O sonho de nos tornarmos uma grande Igreja no Brasil, especialmente em nossa 1ª Região Eclesiástica, enfrenta uma infinidade de rejeições; sólidos paradigmas estão no caminho desse sonho. Um deles diz: “O importante não é a quantidade, mas a qualidade”. Essa frase traz em si a absurda idéia que há incompatibilidade entre quantidade e qualidade. Outro paradigma é que as Igrejas do Protestantismo de Missão não crescerão mais, pois têm uma teologia e uma linguagem que não apelam às massas. Crescimento da Igreja Evangélica é um fenômeno pentecostal e neopentecostal. Essa é uma simples constatação de um momento histórico, que é verdadeiro, ou seja, o século XX foi o século da explosão de Pentecostalismo. Tal equívoco se torna mais grosseiro, pois transforma um fenômeno histórico em instrumento normativo e único para análise do crescimento da Igreja Cristã. Trata-se de um reducionismo. Seria como se nós, baseados no crescimento do Metodismo nos E.U.A., no século XIX, fosse definitivo para garantir que só o Metodismo, no futuro, cresceria nos E.U.A.! Ou seja, condições históricas podem ser facilitadoras ou limitadoras do crescimento de determinada Igreja, e condições espirituais e funcionais da Igreja podem também promover ou impedir o crescimento da Igreja. Mas condições históricas existem para serem mudadas, o que de fato já ocorreu, o Metodismo é prova disto.

Hoje, nós, metodistas, podemos crer que sem renunciar a nossa herança bíblico-doutrinária, ou melhor, sem nos transformarmos em pentecostais (denominacionalmente falando), podemos crescer e nos transformarmos numa grande Igreja, numérica e missionariamente falando. Basta crermos nisso, buscarmos o Espírito Santo que, em essência, é o que concede poder para testemunhar: “...mas recebereis poder, ao descer sobre vós o Espírito Santo, e sereis minhas testemunhas tanto em Jerusalém como em toda a Judéia e Samaria e até aos confins da terra.” (At 1.8). “Com grande poder, os apóstolos davam testemunho da ressurreição do Senhor Jesus, e em todos eles havia abundante graça.” (At 4.33).

Estabelecemos, também, junto a isto um planejamento estratégico compatível com a nossa realidade.

Assim, precisamos é enfatizar que Deus nos chamou para fazermos diferença, transformar nossas vidas, transformar nosso bairro, transformar nossas cidades e o nosso Brasil.
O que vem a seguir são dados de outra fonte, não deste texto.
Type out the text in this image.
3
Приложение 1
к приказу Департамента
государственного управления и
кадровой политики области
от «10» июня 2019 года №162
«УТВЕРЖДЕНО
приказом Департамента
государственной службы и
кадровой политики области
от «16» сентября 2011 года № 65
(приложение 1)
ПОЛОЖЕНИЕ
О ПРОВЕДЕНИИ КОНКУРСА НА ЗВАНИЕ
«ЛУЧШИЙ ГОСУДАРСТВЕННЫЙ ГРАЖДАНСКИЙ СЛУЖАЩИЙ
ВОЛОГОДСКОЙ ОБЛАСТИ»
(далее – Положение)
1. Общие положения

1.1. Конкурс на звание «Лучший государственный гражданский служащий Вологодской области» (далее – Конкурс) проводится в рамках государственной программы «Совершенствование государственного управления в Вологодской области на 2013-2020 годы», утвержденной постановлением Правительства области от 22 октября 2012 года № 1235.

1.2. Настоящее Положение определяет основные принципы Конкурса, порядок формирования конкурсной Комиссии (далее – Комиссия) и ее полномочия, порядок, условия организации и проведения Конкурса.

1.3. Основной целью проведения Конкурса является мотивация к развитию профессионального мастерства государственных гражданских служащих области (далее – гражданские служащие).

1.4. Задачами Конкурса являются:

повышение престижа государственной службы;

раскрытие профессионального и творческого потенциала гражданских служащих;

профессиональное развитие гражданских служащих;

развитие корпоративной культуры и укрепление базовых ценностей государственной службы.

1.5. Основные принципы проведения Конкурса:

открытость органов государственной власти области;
Para isso, devemos crer que é possível; afinal Deus deseja isso: “Ide, portanto, fazei discípulos de todas as nações...” (Mt 28.19). “Muitos, porém, dos que ouviram a palavra a aceitaram, subindo o número de homens a quase cinco mil.” (At 4.4).
Deixem-me lembrar a todos: Jesus está vivo e, pelo Espírito, movendo-se e abençoando a sua Igreja, fazendo-a frutificar sempre que encontrar quem creia nisso. É necessário quebrar nossos paradigmas impeditivos do crescimento. Não ter medo de fracassar na primeira, segunda, ... tentativa. Afinal, “fracasso não é um acontecimento, mas o juízo que fazemos do acontecimento”.

Assim a mudança aponta para orar pela meta de um milhão de discípulos e discípulas, e começar a intensificar nossa ação pastoral na direção da ênfase em tornarmo-nos uma Igreja de discípulos/as.

Pregue isto, viva isto, organize sua Igreja em grupos pequenos, você será abençoado por obedecer a visão celestial.

CITAÇÕES:
1 - Wesley, João – Trechos do Diário de João Wesley – Ed. Junta geral de Educação Cristã, São Paulo, 1965, P 28, 29.